The Mario Roselli was built by Cantieri Riuniti dell'Adriatico in 1940. Launched on 25 April 1941, the ship was delivered to the customer on 22 April 1942 and seized the next day in Trieste by the Italian Navy which incorporated it in its auxiliary war fleet.

Her first mission was the supply of Italian troops stationed in Libya, sailing between Brindisi and Benghazi. On 12 June 1942, on passage to Benghazi, the ship was substantially damaged by Allied aircraft and towed to Taranto for repairs. On 19 December she returned to service on the route Naples - Palermo - Bizerte.

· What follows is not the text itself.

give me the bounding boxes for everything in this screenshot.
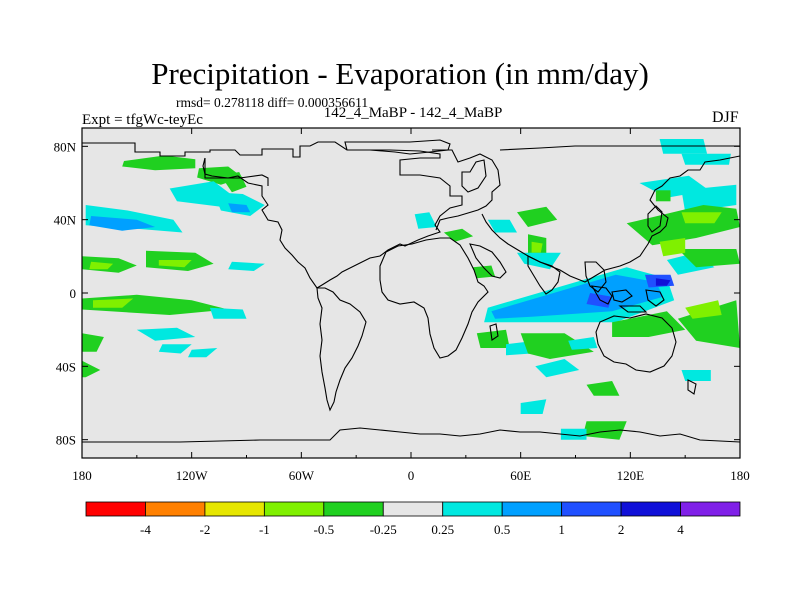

On 9 September 1943, the day after the Armistice between Italy and Allied armed forces, Mario Roselli was confiscated by the Germans and used to transport Italian POWs to Venice and Trieste.

=== The disaster in Corfu Bay ===

On 9 October 1943 the ship arrived in Corfu to take some 5,500 Italian prisoners on board. They were transferred from shore to ship using small boats. At 7:15 on 10 October, when the boarding was almost finished, an Allied aircraft appeared and immediately attacked the ship and motorboats. One bomb hit a motorboat crammed with prisoners. Another fell directly through an open hatch into the hold of the ship crowded with Italians, and exploded, causing terrible carnage. The ship leaned towards starboard and took water. Surviving prisoners tried to escape by jumping into the sea, but many drowned. In total there were 1,302 victims.

The German guards opened fire on prisoners still on land who tried to escape.

The Mario Roselli was abandoned in the harbor, but was attacked again the next day and sank.

=== Recovery and reconstruction ===

In 1952 the wreck of the Mario Roselli was salvaged and towed to Monfalcone for reconstruction. She had a second career between 1952 and 1972, when she was sold to be scrapped in England.